Indigenous Mexicans find little cheer in independence bicentennial

Issued on: 22/09/2021
Mexican woman from the Otomi indigenous community are seen in the occupied National Institute of Indigenous Peoples building in Mexico City
 PEDRO PARDO AFP

Mexico City (AFP)

Two centuries after their country won independence from Spain, indigenous Mexicans like Fidel Flores say that poverty, marginalization and territorial disputes mean there is little reason for them to celebrate.

Some even say that indigenous Mexicans suffer more today than during colonial times.


In the central state of Puebla, Flores and hundreds of indigenous Nahua residents last month took over a well operated by a foreign-owned bottling company they accuse of overexploitation.

The water coming up from the ground in the shadow of the majestic Iztaccihuatl and Popocatepetl volcanoes "is a divine gift" and not the property of a private firm, said the 74-year-old.

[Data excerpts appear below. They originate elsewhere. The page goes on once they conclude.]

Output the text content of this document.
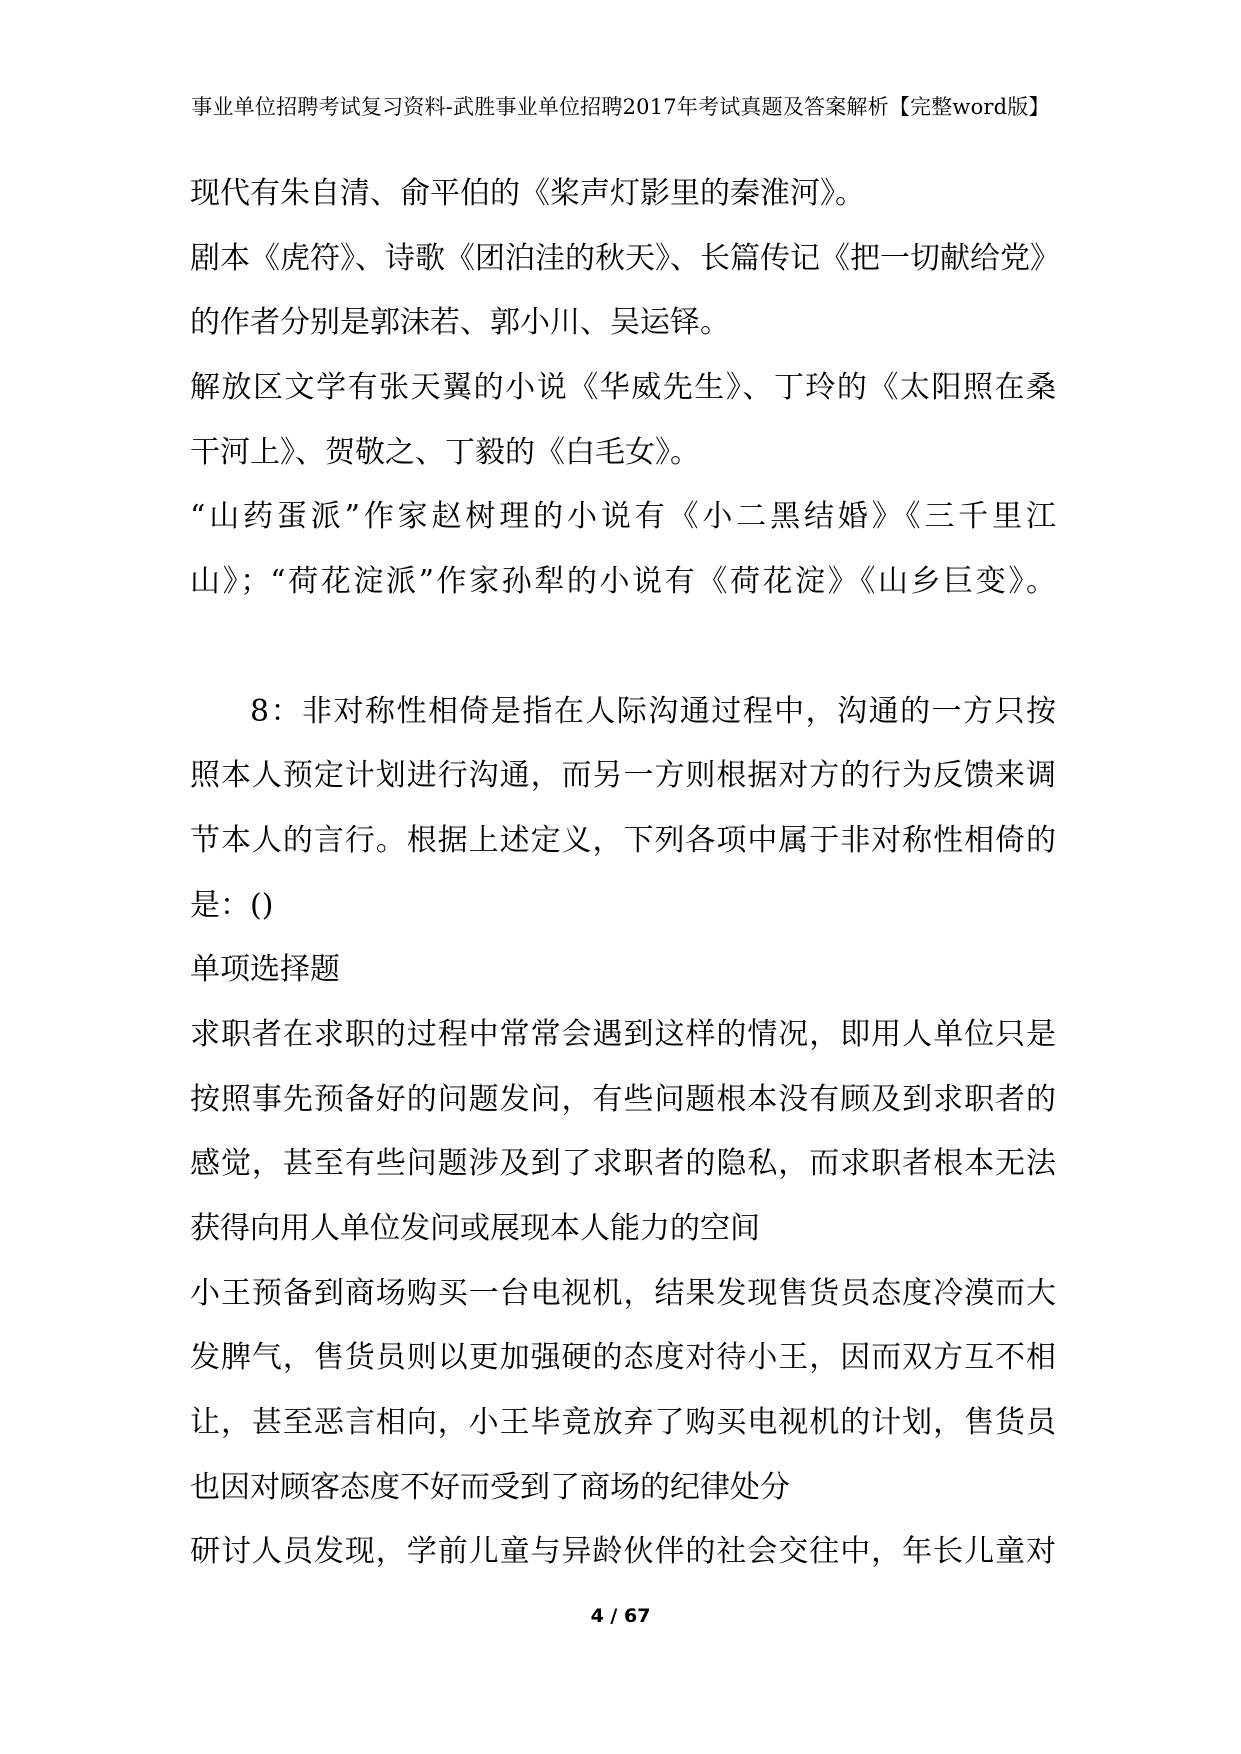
事业单位招聘考试复习资料-武胜事业单位招聘2017年考试真题及答案解析【完整word版】
现代有朱自清、俞平伯的《桨声灯影里的秦淮河》。
剧本《虎符》、诗歌《团泊洼的秋天》、长篇传记《把一切献给党》
的作者分别是郭沫若、郭小川、吴运铎。
解放区文学有张天翼的小说《华威先生》、丁玲的《太阳照在桑
干河上》、贺敬之、丁毅的《白毛女》。
“山药蛋派”作家赵树理的小说有《小二黑结婚》《三千里江
山》；“荷花淀派”作家孙犁的小说有《荷花淀》《山乡巨变》。
8：非对称性相倚是指在人际沟通过程中，沟通的一方只按
照本人预定计划进行沟通，而另一方则根据对方的行为反馈来调
节本人的言行。根据上述定义，下列各项中属于非对称性相倚的
是：()
单项选择题
求职者在求职的过程中常常会遇到这样的情况，即用人单位只是
按照事先预备好的问题发问，有些问题根本没有顾及到求职者的
感觉，甚至有些问题涉及到了求职者的隐私，而求职者根本无法
获得向用人单位发问或展现本人能力的空间
小王预备到商场购买一台电视机，结果发现售货员态度冷漠而大
发脾气，售货员则以更加强硬的态度对待小王，因而双方互不相
让，甚至恶言相向，小王毕竟放弃了购买电视机的计划，售货员
也因对顾客态度不好而受到了商场的纪律处分
研讨人员发现，学前儿童与异龄伙伴的社会交往中，年长儿童对
4 / 67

"Whoever tries to profit from the water will receive the punishment of the people!" a banner warns at the site, where protesters have put up barricades using car tires.

Flores said that before the "peaceful seizure" of the spring, the residents reported the case to the authorities because other wells were drying up, but they were ignored.

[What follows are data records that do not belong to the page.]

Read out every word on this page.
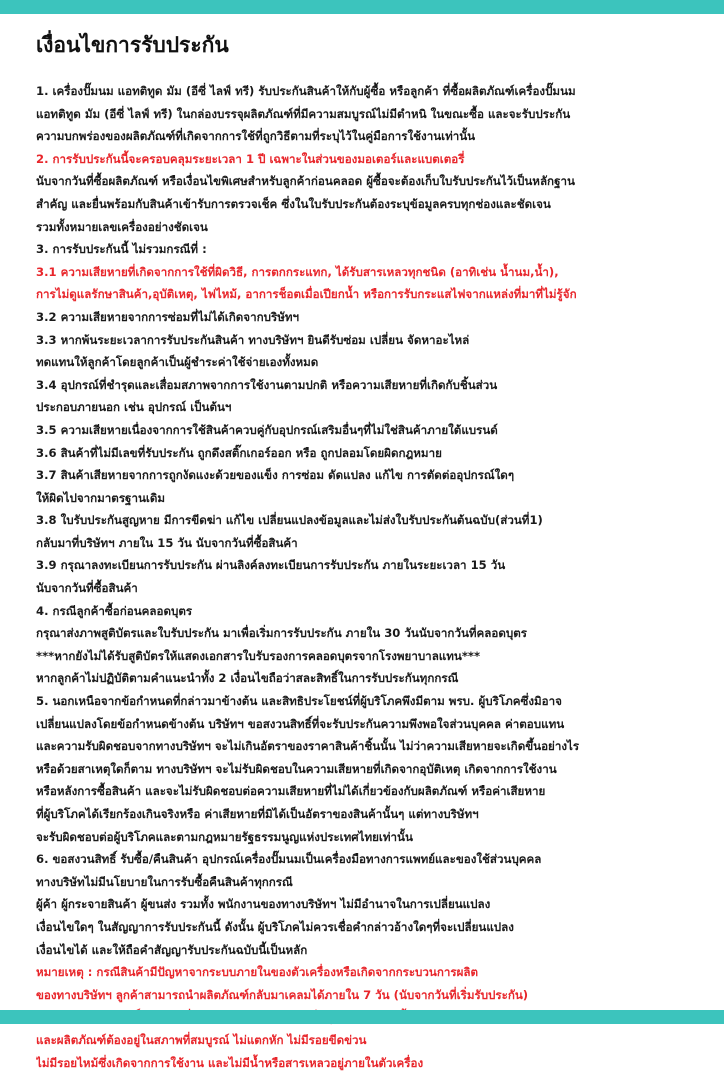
เงื่อนไขการรับประกัน
1. เครื่องปั๊มนม แอทติทูด มัม (อีซี่ ไลฟ์ ทรี) รับประกันสินค้าให้กับผู้ซื้อ หรือลูกค้า ที่ซื้อผลิตภัณฑ์เครื่องปั๊มนม
แอทติทูด มัม (อีซี่ ไลฟ์ ทรี) ในกล่องบรรจุผลิตภัณฑ์ที่มีความสมบูรณ์ไม่มีตำหนิ ในขณะซื้อ และจะรับประกัน
ความบกพร่องของผลิตภัณฑ์ที่เกิดจากการใช้ที่ถูกวิธีตามที่ระบุไว้ในคู่มือการใช้งานเท่านั้น
2. การรับประกันนี้จะครอบคลุมระยะเวลา 1 ปี เฉพาะในส่วนของมอเตอร์และแบตเตอรี่
นับจากวันที่ซื้อผลิตภัณฑ์ หรือเงื่อนไขพิเศษสำหรับลูกค้าก่อนคลอด ผู้ซื้อจะต้องเก็บใบรับประกันไว้เป็นหลักฐาน
สำคัญ และยื่นพร้อมกับสินค้าเข้ารับการตรวจเช็ค ซึ่งในใบรับประกันต้องระบุข้อมูลครบทุกช่องและชัดเจน
รวมทั้งหมายเลขเครื่องอย่างชัดเจน
3. การรับประกันนี้ ไม่รวมกรณีที่ :
3.1 ความเสียหายที่เกิดจากการใช้ที่ผิดวิธี, การตกกระแทก, ได้รับสารเหลวทุกชนิด (อาทิเช่น น้ำนม,น้ำ),
การไม่ดูแลรักษาสินค้า,อุบัติเหตุ, ไฟไหม้, อาการช็อตเมื่อเปียกน้ำ หรือการรับกระแสไฟจากแหล่งที่มาที่ไม่รู้จัก
3.2 ความเสียหายจากการซ่อมที่ไม่ได้เกิดจากบริษัทฯ
3.3 หากพ้นระยะเวลาการรับประกันสินค้า ทางบริษัทฯ ยินดีรับซ่อม เปลี่ยน จัดหาอะไหล่
ทดแทนให้ลูกค้าโดยลูกค้าเป็นผู้ชำระค่าใช้จ่ายเองทั้งหมด
3.4 อุปกรณ์ที่ชำรุดและเสื่อมสภาพจากการใช้งานตามปกติ หรือความเสียหายที่เกิดกับชิ้นส่วน
ประกอบภายนอก เช่น อุปกรณ์ เป็นต้นฯ
3.5 ความเสียหายเนื่องจากการใช้สินค้าควบคู่กับอุปกรณ์เสริมอื่นๆที่ไม่ใช่สินค้าภายใต้แบรนด์
3.6 สินค้าที่ไม่มีเลขที่รับประกัน ถูกดึงสติ๊กเกอร์ออก หรือ ถูกปลอมโดยผิดกฎหมาย
3.7 สินค้าเสียหายจากการถูกงัดแงะด้วยของแข็ง การซ่อม ดัดแปลง แก้ไข การตัดต่ออุปกรณ์ใดๆ
ให้ผิดไปจากมาตรฐานเดิม
3.8 ใบรับประกันสูญหาย มีการขีดฆ่า แก้ไข เปลี่ยนแปลงข้อมูลและไม่ส่งใบรับประกันต้นฉบับ(ส่วนที่1)
กลับมาที่บริษัทฯ ภายใน 15 วัน นับจากวันที่ซื้อสินค้า
3.9 กรุณาลงทะเบียนการรับประกัน ผ่านลิงค์ลงทะเบียนการรับประกัน ภายในระยะเวลา 15 วัน
นับจากวันที่ซื้อสินค้า
4. กรณีลูกค้าซื้อก่อนคลอดบุตร
กรุณาส่งภาพสูติบัตรและใบรับประกัน มาเพื่อเริ่มการรับประกัน ภายใน 30 วันนับจากวันที่คลอดบุตร
***หากยังไม่ได้รับสูติบัตรให้แสดงเอกสารใบรับรองการคลอดบุตรจากโรงพยาบาลแทน***
หากลูกค้าไม่ปฏิบัติตามคำแนะนำทั้ง 2 เงื่อนไขถือว่าสละสิทธิ์ในการรับประกันทุกกรณี
5. นอกเหนือจากข้อกำหนดที่กล่าวมาข้างต้น และสิทธิประโยชน์ที่ผู้บริโภคพึงมีตาม พรบ. ผู้บริโภคซึ่งมิอาจ
เปลี่ยนแปลงโดยข้อกำหนดข้างต้น บริษัทฯ ขอสงวนสิทธิ์ที่จะรับประกันความพึงพอใจส่วนบุคคล ค่าตอบแทน
และความรับผิดชอบจากทางบริษัทฯ จะไม่เกินอัตราของราคาสินค้าชิ้นนั้น ไม่ว่าความเสียหายจะเกิดขึ้นอย่างไร
หรือด้วยสาเหตุใดก็ตาม ทางบริษัทฯ จะไม่รับผิดชอบในความเสียหายที่เกิดจากอุบัติเหตุ เกิดจากการใช้งาน
หรือหลังการซื้อสินค้า และจะไม่รับผิดชอบต่อความเสียหายที่ไม่ได้เกี่ยวข้องกับผลิตภัณฑ์ หรือค่าเสียหาย
ที่ผู้บริโภคได้เรียกร้องเกินจริงหรือ ค่าเสียหายที่มิได้เป็นอัตราของสินค้านั้นๆ แต่ทางบริษัทฯ
จะรับผิดชอบต่อผู้บริโภคและตามกฎหมายรัฐธรรมนูญแห่งประเทศไทยเท่านั้น
6. ขอสงวนสิทธิ์ รับซื้อ/คืนสินค้า อุปกรณ์เครื่องปั๊มนมเป็นเครื่องมือทางการแพทย์และของใช้ส่วนบุคคล
ทางบริษัทไม่มีนโยบายในการรับซื้อคืนสินค้าทุกกรณี
ผู้ค้า ผู้กระจายสินค้า ผู้ขนส่ง รวมทั้ง พนักงานของทางบริษัทฯ ไม่มีอำนาจในการเปลี่ยนแปลง
เงื่อนไขใดๆ ในสัญญาการรับประกันนี้ ดังนั้น ผู้บริโภคไม่ควรเชื่อคำกล่าวอ้างใดๆที่จะเปลี่ยนแปลง
เงื่อนไขได้ และให้ถือคำสัญญารับประกันฉบับนี้เป็นหลัก
หมายเหตุ : กรณีสินค้ามีปัญหาจากระบบภายในของตัวเครื่องหรือเกิดจากกระบวนการผลิต
ของทางบริษัทฯ ลูกค้าสามารถนำผลิตภัณฑ์กลับมาเคลมได้ภายใน 7 วัน (นับจากวันที่เริ่มรับประกัน)
และผลิตภัณฑ์ต้องอยู่ในสภาพที่สมบูรณ์ ไม่แตกหัก ไม่มีรอยขีดข่วน
ไม่มีรอยไหม้ซึ่งเกิดจากการใช้งาน และไม่มีน้ำหรือสารเหลวอยู่ภายในตัวเครื่อง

"We're suffering more than in colonial times," because at least then indigenous people did not have to fight to protect natural resources, he said.

Bottling company Bonafont, owned by the French group Danone, told AFP that the well's operation was not connected to the surface water sources used by the community.


- Chronic poverty -


Nearly 70 percent -- 8.4 million -- of Mexico's indigenous people live in poverty, and 28 percent are in extreme poverty, according to the National Council for the Evaluation of Social Development Policy.

That is far above the figure for the non-indigenous population, 39 percent of which lives below the poverty line and around five percent in extreme poverty, in a country of 126 million.

Members of Mexico's indigenous communities guard a bottling plant they have occupied in the central state of Puebla
 PEDRO PARDO AFP

President Andres Manuel Lopez Obrador, who took office in 2018 with an indigenous ceremony, has apologized for historical wrongs and emphasizes that states with large indigenous populations receive more social investment than many others.

But some communities complain that their situation has worsened due to the president's mega infrastructure projects like the Tren Maya rail link through the Yucatan Peninsula.

"It will destroy the environment, but the president is determined. Our opinion doesn't matter to him," said indigenous activist Pedro Uc.

"All this talk of ending marginalization of the indigenous people is still just talk" because the people still face "poverty, marginalization, racism and contempt," he said.

Uc, who has received anonymous death threats in the past, is adamant that his people have "nothing to celebrate" during the government's bicentennial events this month.

Lopez Obrador has asked Spain and the Catholic Church to apologize for the abuses committed during the conquest and evangelization.

But the president's rhetoric "contradicts his search for economic development in conventional capitalist terms," said Federico Navarrete, an expert in indigenous issues at the National Autonomous University of Mexico.

After the armed uprising of the Zapatista guerrillas in the impoverished southern state of Chiapas in 1994 to fight for more rights, reforms allowed the creation of autonomous indigenous governments.

Nearly 70 percent of Mexico's indigenous people live in poverty, according to the National Council for the Evaluation of Social Development Policy 
PEDRO PARDO AFP

However, rights such as access to education in indigenous languages are still not recognized in some parts of the country.

To make themselves heard, hundreds of families from the Otomi community in need of housing have occupied the National Institute of Indigenous Peoples building in Mexico City for nearly a year ago.

The bureaucrats' cubicles now serve as dormitories, a tortilla oven has been set up in the parking lot and a handicraft workshop has been installed.

"The government has never wanted to listen to us," said 54-year-old Isabel Valencia from the town of Amealco in the central state of Queretaro.

No government spokesperson responded to AFP's requests for an interview about the matter.

"There have been years of waiting and knocking on their doors while they pretend to listen to us," Valencia said.